Q: How do you tell if you have a brain tumour?

A: Some of the common signs and symptoms of a brain tumour may include frequent and severe headaches, vision-related problems such as blurred or double vision, unexplained vomiting or nausea, and seizures. Even though these are the common signs of brain tumor, a proper diagnosis is required to confirm the condition. These symptoms can be present because of some other medical condition as well.

Q: What is the most common type of brain tumour?

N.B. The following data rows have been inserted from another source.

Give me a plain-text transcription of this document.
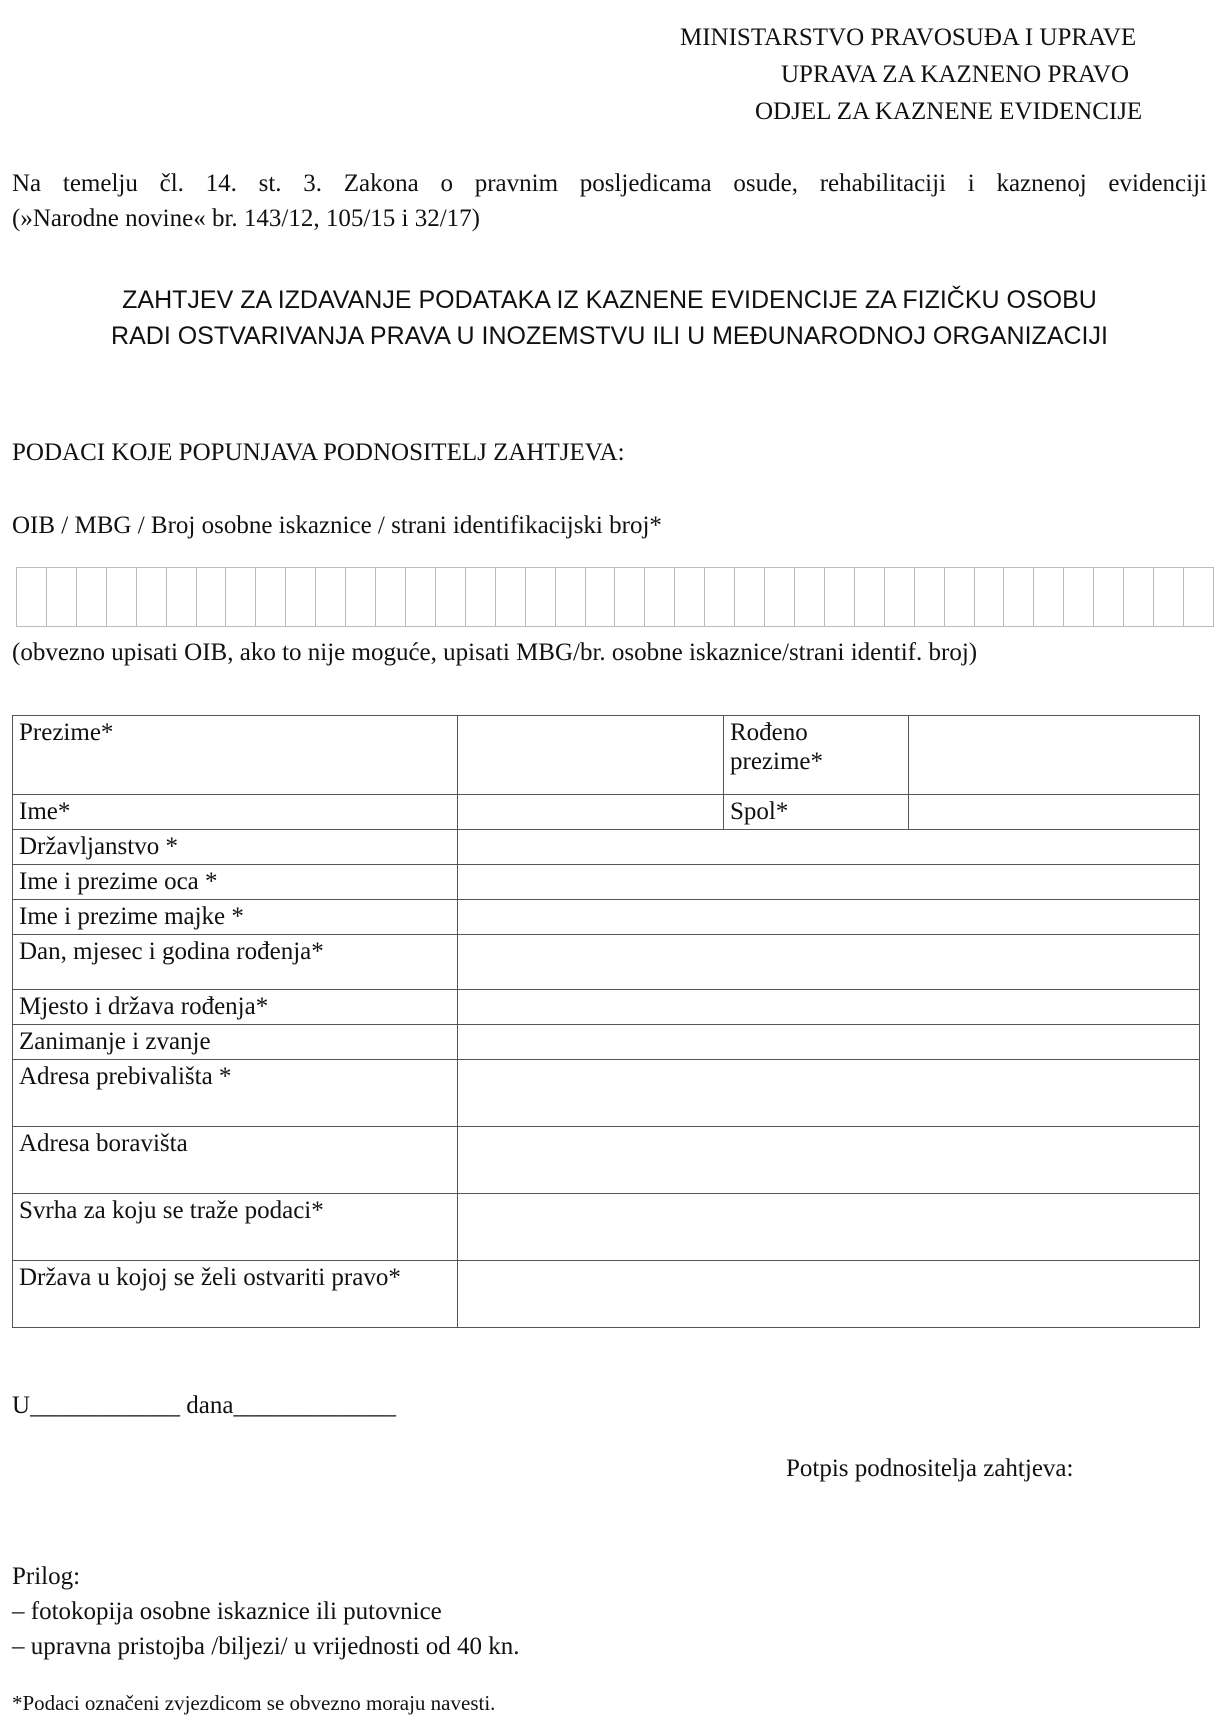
MINISTARSTVO PRAVOSUĐA I UPRAVE
UPRAVA ZA KAZNENO PRAVO
ODJEL ZA KAZNENE EVIDENCIJE
Na temelju čl. 14. st. 3. Zakona o pravnim posljedicama osude, rehabilitaciji i kaznenoj evidenciji
(»Narodne novine« br. 143/12, 105/15 i 32/17)
ZAHTJEV ZA IZDAVANJE PODATAKA IZ KAZNENE EVIDENCIJE ZA FIZIČKU OSOBU
RADI OSTVARIVANJA PRAVA U INOZEMSTVU ILI U MEĐUNARODNOJ ORGANIZACIJI
PODACI KOJE POPUNJAVA PODNOSITELJ ZAHTJEVA:
OIB / MBG / Broj osobne iskaznice / strani identifikacijski broj*
(obvezno upisati OIB, ako to nije moguće, upisati MBG/br. osobne iskaznice/strani identif. broj)
Prezime*		Rođeno
prezime*	

Ime*		Spol*	
Državljanstvo *			
Ime i prezime oca *			
Ime i prezime majke *			
Dan, mjesec i godina rođenja*			
Mjesto i država rođenja*			
Zanimanje i zvanje			
Adresa prebivališta *			
Adresa boravišta			
Svrha za koju se traže podaci*			
Država u kojoj se želi ostvariti pravo*			
U____________ dana_____________
Potpis podnositelja zahtjeva:
Prilog:
– fotokopija osobne iskaznice ili putovnice
– upravna pristojba /biljezi/ u vrijednosti od 40 kn.
*Podaci označeni zvjezdicom se obvezno moraju navesti.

A: Glioblastoma multiforme (GBM) is a type of tumor that belongs to a category called gliomas. It is one of the most common and the deadliest brain tumour that affects adults. It develops in the star-shaped glial cells called astrocytes. These cells support the nerve cells.

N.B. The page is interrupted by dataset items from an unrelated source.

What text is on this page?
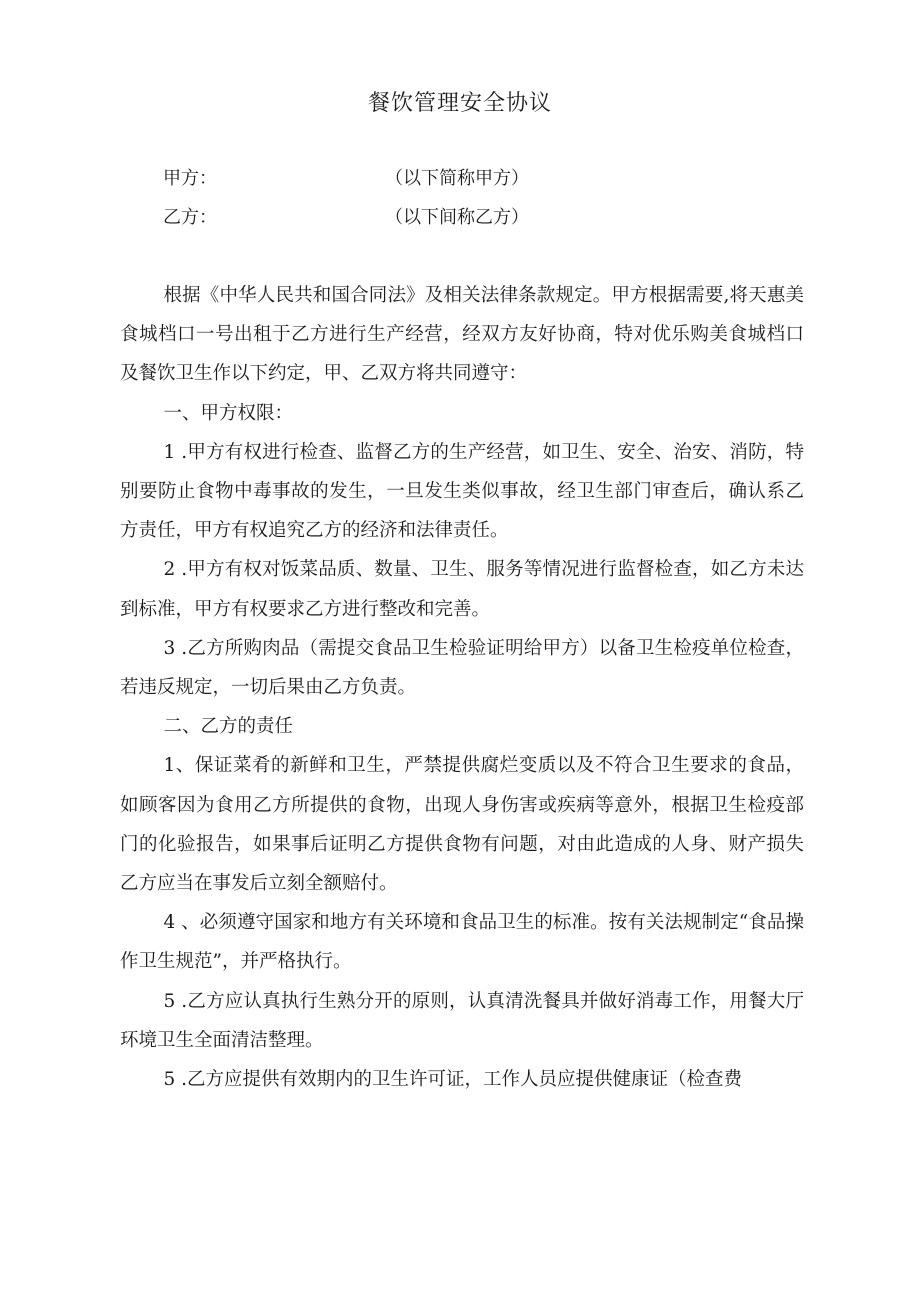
餐饮管理安全协议
甲方：	（以下简称甲方）
乙方：	（以下间称乙方）

根据《中华人民共和国合同法》及相关法律条款规定。甲方根据需要,将天惠美食城档口一号出租于乙方进行生产经营，经双方友好协商，特对优乐购美食城档口及餐饮卫生作以下约定，甲、乙双方将共同遵守：

一、甲方权限：

1 .甲方有权进行检查、监督乙方的生产经营，如卫生、安全、治安、消防，特别要防止食物中毒事故的发生，一旦发生类似事故，经卫生部门审查后，确认系乙方责任，甲方有权追究乙方的经济和法律责任。

2 .甲方有权对饭菜品质、数量、卫生、服务等情况进行监督检查，如乙方未达到标准，甲方有权要求乙方进行整改和完善。

3 .乙方所购肉品（需提交食品卫生检验证明给甲方）以备卫生检疫单位检查，若违反规定，一切后果由乙方负责。

二、乙方的责任

1、保证菜肴的新鲜和卫生，严禁提供腐烂变质以及不符合卫生要求的食品，如顾客因为食用乙方所提供的食物，出现人身伤害或疾病等意外，根据卫生检疫部门的化验报告，如果事后证明乙方提供食物有问题，对由此造成的人身、财产损失乙方应当在事发后立刻全额赔付。

4 、必须遵守国家和地方有关环境和食品卫生的标准。按有关法规制定“食品操作卫生规范”，并严格执行。

5 .乙方应认真执行生熟分开的原则，认真清洗餐具并做好消毒工作，用餐大厅环境卫生全面清洁整理。

5 .乙方应提供有效期内的卫生许可证，工作人员应提供健康证（检查费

Q: Are brain tumors treatable?

A: Whether brain tumors can be cured or not depends on the grade of the tumor. Grade I tumor cells are mostly treatable if they are removed completely during surgery. Grade II and Grade III cells may spread to nearby tissues and there are chances of them coming back despite treatment. Grade IV brain tumors are mostly untreatable.

Q: What tests are conducted to diagnose brain tumour?

A: Magnetic resonance imaging (MRI) tests are conducted to diagnose a brain tumor. These may include a functional MRI, MR spectroscopy, and perfusion MRI. A CT scan is also sometimes conducted at the time of diagnosis.

Q: What can be done to prevent brain cancer?

A: The occurrence of brain cancer has not been linked to a single cause. However, exposure to environmental toxins and radiation and HIV infection are known to increase the risk of brain tumour.